Congenital erythropoietic porphyria (CEP) is a rare disorder of heme biosynthesis that results in the production of large quantities of photoactive porphyrins. The clinical syndrome is dominated by extreme photosensitivity with mutilation of light exposed extremities and hemolytic anemia. Bone disease has been occasionally noted, but is not well characterised. We describe a man with CEP who developed bone pain and spinal crush fractures at the age of 22. Skeletal radiographs revealed features typical of other severe hemolytic anemias, but in addition there was loss of the terminal phalanges of the hand as a result of photomutilation. Spinal bone density (assessed by DPA) was reduced and at the hip bone density was at the lower limit of normal.
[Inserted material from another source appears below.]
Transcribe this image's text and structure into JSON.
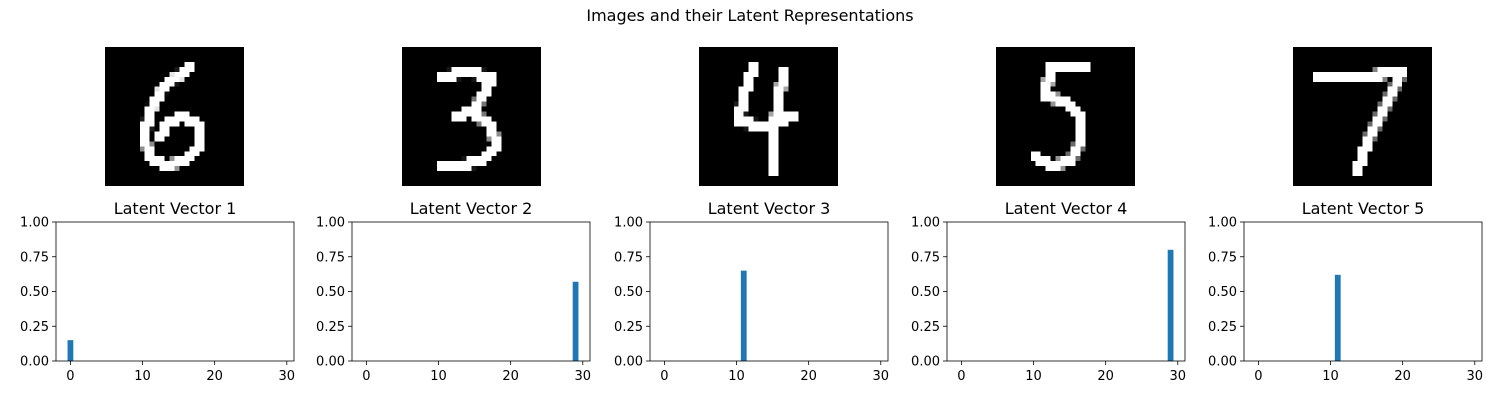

The metacarpal cortical bone density was 2.9 standard deviations below normal. Biochemical and histological studies showed accelerated bone turnover. Although the serum 250H vitamin D concentration was very low (because of light avoidance) there was no evidence that the bone disease was a consequence of this. Treatment for one year with clodronate and a high transfusion regime was associated with small reductions in serum alkaline phosphatase and urine hydroxyproline excretion, but there was no improvement in bone mineral density. We conclude that CEP has a distinctive osteodystrophy comprising osteolysis of light-exposed extremities and a high turnover type of osteoporosis. Privational vitamin D deficiency may also occur. The effect upon bone of the new therapies for CEP should be considered.